Aconteceu em 1982 - Bombas em Espanha e palavras de Marcelo

Neste dia 18 de outubro de 1982, o DN noticiava o aparecimento do Teletexto, a arrancar na RTP2, e que se previa que viria a trazer dificuldades para a imprensa escrita. ​​​​​​Destaque tinham ainda novos ataques da ETA. E num pé de página lembrava-se as palavras de Marcelo Rebelo de Sousa.

"Bombas em Espanha causaram um ferido na madrugada de ontem", titulava o DN neste dia, depois de uma noite de horror com a explosão de oito engenhos em locais diferentes de Espanha.
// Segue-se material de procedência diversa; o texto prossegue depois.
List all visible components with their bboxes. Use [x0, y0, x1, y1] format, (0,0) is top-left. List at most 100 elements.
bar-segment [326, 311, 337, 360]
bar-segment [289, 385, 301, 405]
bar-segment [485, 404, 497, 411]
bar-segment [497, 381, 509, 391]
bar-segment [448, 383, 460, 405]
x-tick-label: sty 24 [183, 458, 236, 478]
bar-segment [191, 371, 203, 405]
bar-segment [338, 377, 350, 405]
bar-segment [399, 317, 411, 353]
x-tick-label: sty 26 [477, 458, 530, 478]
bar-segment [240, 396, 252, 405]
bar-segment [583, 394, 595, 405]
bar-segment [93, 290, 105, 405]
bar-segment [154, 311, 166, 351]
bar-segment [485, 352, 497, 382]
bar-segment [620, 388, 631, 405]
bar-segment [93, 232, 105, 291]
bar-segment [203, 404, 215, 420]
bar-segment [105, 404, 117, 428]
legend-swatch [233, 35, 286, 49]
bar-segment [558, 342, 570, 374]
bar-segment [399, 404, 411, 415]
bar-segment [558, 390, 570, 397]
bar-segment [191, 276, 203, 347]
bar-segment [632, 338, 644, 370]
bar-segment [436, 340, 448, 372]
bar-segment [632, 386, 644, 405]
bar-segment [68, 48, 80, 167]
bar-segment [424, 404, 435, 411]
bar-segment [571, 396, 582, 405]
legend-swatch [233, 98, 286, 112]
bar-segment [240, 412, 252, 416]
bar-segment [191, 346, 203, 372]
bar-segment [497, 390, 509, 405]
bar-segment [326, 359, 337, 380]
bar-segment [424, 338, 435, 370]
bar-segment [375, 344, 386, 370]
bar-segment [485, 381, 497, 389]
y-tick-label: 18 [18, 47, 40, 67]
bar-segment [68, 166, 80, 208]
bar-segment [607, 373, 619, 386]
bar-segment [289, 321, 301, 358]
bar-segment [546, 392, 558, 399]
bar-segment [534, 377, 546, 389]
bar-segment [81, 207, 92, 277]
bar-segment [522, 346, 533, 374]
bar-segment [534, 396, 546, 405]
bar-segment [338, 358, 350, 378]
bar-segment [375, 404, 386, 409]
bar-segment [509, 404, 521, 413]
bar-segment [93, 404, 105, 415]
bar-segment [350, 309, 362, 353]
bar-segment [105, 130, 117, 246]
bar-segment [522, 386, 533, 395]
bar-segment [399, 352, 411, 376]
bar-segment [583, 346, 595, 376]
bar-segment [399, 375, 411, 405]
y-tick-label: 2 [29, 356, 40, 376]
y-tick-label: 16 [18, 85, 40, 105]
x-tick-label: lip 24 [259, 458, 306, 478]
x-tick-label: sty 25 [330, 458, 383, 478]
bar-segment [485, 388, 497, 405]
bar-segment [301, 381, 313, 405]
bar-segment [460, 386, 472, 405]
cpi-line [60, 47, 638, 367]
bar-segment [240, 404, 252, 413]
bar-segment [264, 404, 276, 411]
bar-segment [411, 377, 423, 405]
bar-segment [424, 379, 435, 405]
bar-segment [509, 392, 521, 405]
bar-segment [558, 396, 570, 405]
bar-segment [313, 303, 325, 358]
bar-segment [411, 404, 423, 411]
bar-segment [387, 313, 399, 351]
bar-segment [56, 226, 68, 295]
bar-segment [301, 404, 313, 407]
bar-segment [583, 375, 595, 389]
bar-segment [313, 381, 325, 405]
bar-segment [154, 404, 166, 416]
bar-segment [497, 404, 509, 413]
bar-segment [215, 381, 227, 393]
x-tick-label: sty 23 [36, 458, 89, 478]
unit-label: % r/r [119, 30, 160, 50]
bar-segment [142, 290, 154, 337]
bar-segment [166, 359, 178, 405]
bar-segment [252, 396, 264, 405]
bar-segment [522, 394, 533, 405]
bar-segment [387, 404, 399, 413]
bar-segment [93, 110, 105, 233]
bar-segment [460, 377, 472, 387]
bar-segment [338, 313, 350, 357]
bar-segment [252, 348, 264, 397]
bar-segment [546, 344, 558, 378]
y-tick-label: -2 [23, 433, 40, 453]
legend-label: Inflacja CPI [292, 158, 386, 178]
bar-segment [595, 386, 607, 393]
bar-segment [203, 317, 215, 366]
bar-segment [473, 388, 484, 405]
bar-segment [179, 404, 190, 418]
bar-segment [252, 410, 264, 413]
Uma sede do PSOE, empresas elétricas, comerciais e grupos financeiros foram os alvos dos atentados que provocaram apenas um ferido ligeiro.

A organização separatista basca atuara das Astúrias a Valência, de Barcelona a Lograno. Criada em 1959 como grupo de promoção da cultura basca, no final dos anos 1960 a ETA evoluiu para uma organização paramilitar separatista, acabando por ser considerada organização terrorista por Espanha, França, Reino Unido, EUA e toda a União Europeia. Desde 1968, morreram em atentados da ETA 829 pessoas e muitos outros milhares ficaram feridos. A 2 de maio deste ano, foi divulgado por carta o fim do grupo separatista.

Curiosidade desta edição do DN: numa rubrica então assumida diariamente, intitulada Palavras de Ontem, recordava-se uma frase de Marcelo Rebelo de Sousa ao Comércio do Porto. Dizia o então ministro dos Assuntos Parlamentares (hoje Presidente da República): "Não há nada de mais execrável eticamente do que ver colaboradores próximos ou membros da mesma equipa da véspera atacarem no dia seguinte aquele ou aqueles com quem partilharam de idênticos desafios e missões."